A loss function optimizes for a defined metric. Instagram’s metrics are engagement signals: watch time, saves, shares. These are proxies for value, not value itself. A garment can stop a scroll and be forgotten in a week. A garment can go unloved on a feed and become a collector’s object, a reference point, a piece that shapes the thinking of every designer who sees it in person. The algorithm cannot tell the difference. It was not built to.
This is the central problem that the fashion industry has not found the language to address directly. Not because the people inside the industry are incapable of seeing it, but because naming it clearly would require acknowledging how much authority has already been ceded, and to what. The creative director on the masthead now shares the role with a recommendation engine. The studio is one input among several. The moodboard competes with the analytics report.

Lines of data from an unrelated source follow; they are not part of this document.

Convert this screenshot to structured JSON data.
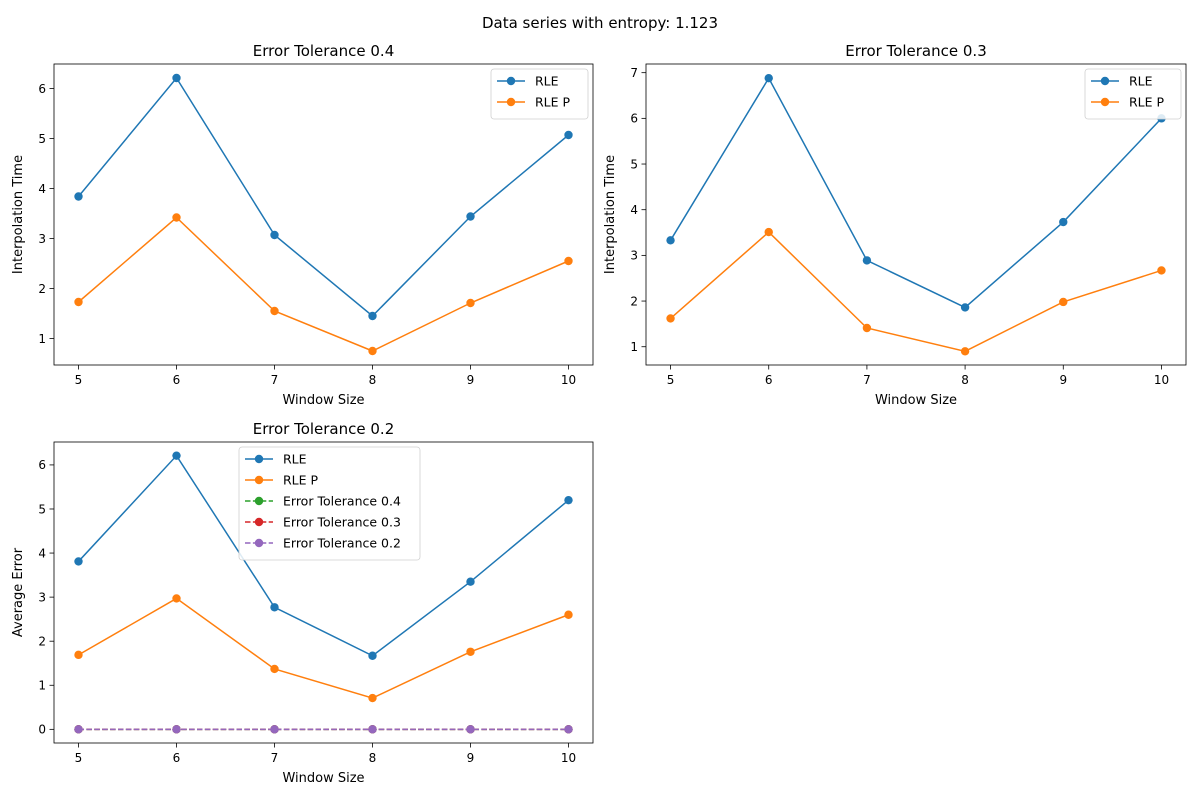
{
  "figure": {
    "suptitle": "Data series with entropy: 1.123"
  },
  "colors": {
    "blue": "#1f77b4",
    "orange": "#ff7f0e",
    "green": "#2ca02c",
    "red": "#d62728",
    "purple": "#9467bd"
  },
  "chart_data": [
    {
      "type": "line",
      "title": "Error Tolerance 0.4",
      "xlabel": "Window Size",
      "ylabel": "Interpolation Time",
      "x": [
        5,
        6,
        7,
        8,
        9,
        10
      ],
      "xlim": [
        4.75,
        10.25
      ],
      "ylim": [
        0.47,
        6.49
      ],
      "xticks": [
        5,
        6,
        7,
        8,
        9,
        10
      ],
      "yticks": [
        1,
        2,
        3,
        4,
        5,
        6
      ],
      "legend_position": "upper right",
      "series": [
        {
          "name": "RLE",
          "values": [
            3.84,
            6.21,
            3.07,
            1.45,
            3.44,
            5.07
          ],
          "color": "#1f77b4",
          "dash": false
        },
        {
          "name": "RLE P",
          "values": [
            1.73,
            3.42,
            1.55,
            0.75,
            1.71,
            2.55
          ],
          "color": "#ff7f0e",
          "dash": false
        }
      ]
    },
    {
      "type": "line",
      "title": "Error Tolerance 0.3",
      "xlabel": "Window Size",
      "ylabel": "Interpolation Time",
      "x": [
        5,
        6,
        7,
        8,
        9,
        10
      ],
      "xlim": [
        4.75,
        10.25
      ],
      "ylim": [
        0.6,
        7.19
      ],
      "xticks": [
        5,
        6,
        7,
        8,
        9,
        10
      ],
      "yticks": [
        1,
        2,
        3,
        4,
        5,
        6,
        7
      ],
      "legend_position": "upper right",
      "series": [
        {
          "name": "RLE",
          "values": [
            3.33,
            6.88,
            2.89,
            1.86,
            3.73,
            6.0
          ],
          "color": "#1f77b4",
          "dash": false
        },
        {
          "name": "RLE P",
          "values": [
            1.62,
            3.51,
            1.41,
            0.9,
            1.98,
            2.67
          ],
          "color": "#ff7f0e",
          "dash": false
        }
      ]
    },
    {
      "type": "line",
      "title": "Error Tolerance 0.2",
      "xlabel": "Window Size",
      "ylabel": "Average Error",
      "x": [
        5,
        6,
        7,
        8,
        9,
        10
      ],
      "xlim": [
        4.75,
        10.25
      ],
      "ylim": [
        -0.31,
        6.52
      ],
      "xticks": [
        5,
        6,
        7,
        8,
        9,
        10
      ],
      "yticks": [
        0,
        1,
        2,
        3,
        4,
        5,
        6
      ],
      "legend_position": "upper center",
      "series": [
        {
          "name": "RLE",
          "values": [
            3.81,
            6.21,
            2.77,
            1.67,
            3.35,
            5.2
          ],
          "color": "#1f77b4",
          "dash": false
        },
        {
          "name": "RLE P",
          "values": [
            1.69,
            2.97,
            1.37,
            0.71,
            1.76,
            2.6
          ],
          "color": "#ff7f0e",
          "dash": false
        },
        {
          "name": "Error Tolerance 0.4",
          "values": [
            0,
            0,
            0,
            0,
            0,
            0
          ],
          "color": "#2ca02c",
          "dash": true
        },
        {
          "name": "Error Tolerance 0.3",
          "values": [
            0,
            0,
            0,
            0,
            0,
            0
          ],
          "color": "#d62728",
          "dash": true
        },
        {
          "name": "Error Tolerance 0.2",
          "values": [
            0,
            0,
            0,
            0,
            0,
            0
          ],
          "color": "#9467bd",
          "dash": true
        }
      ]
    }
  ]
}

And the clothes, increasingly, are made for a screen that will not be wearing them.
This is where the fashion publication has a specific responsibility that it is largely failing to meet. Coverage that treats algorithmic virality as equivalent to creative significance is not neutral. It is participation in the feedback loop. When a magazine covers what performed on social media rather than what deserves to be seen, it amplifies the algorithm’s judgment rather than offering a counterpoint to it. The editorial function, properly understood, is to interrupt the feedback loop, to surface what the machine would not, to insist on a standard of evaluation that the engagement metrics cannot reach.
That is a harder proposition than it sounds. Publications depend on traffic, and traffic increasingly follows the algorithm. But the alternative to doing it is a fashion press that is essentially a mirror of Instagram, slightly delayed, with longer captions. That is not criticism. That is curation, and not even original curation at that.
The question for every designer, every editor, every buyer who has not yet surrendered entirely to the logic of the feed is the same: what are you making this for? If the honest answer is that you are making it to perform well on a platform, that is a legitimate business strategy and you should own it clearly, as Jacquemus has. If the answer is something else, something about beauty or subversion or the specific intimacy of a garment that changes the person wearing it, then the algorithm is not your creative director. It is a condition you work within, like weather, like the economy, like every constraint that great work has always been made against.
The clothes still have to be real. Whatever the machine tells you to make, a human body has to live in it eventually. That is the fact the algorithm cannot process, the variable it was never trained on. And it remains, despite everything, the most important one.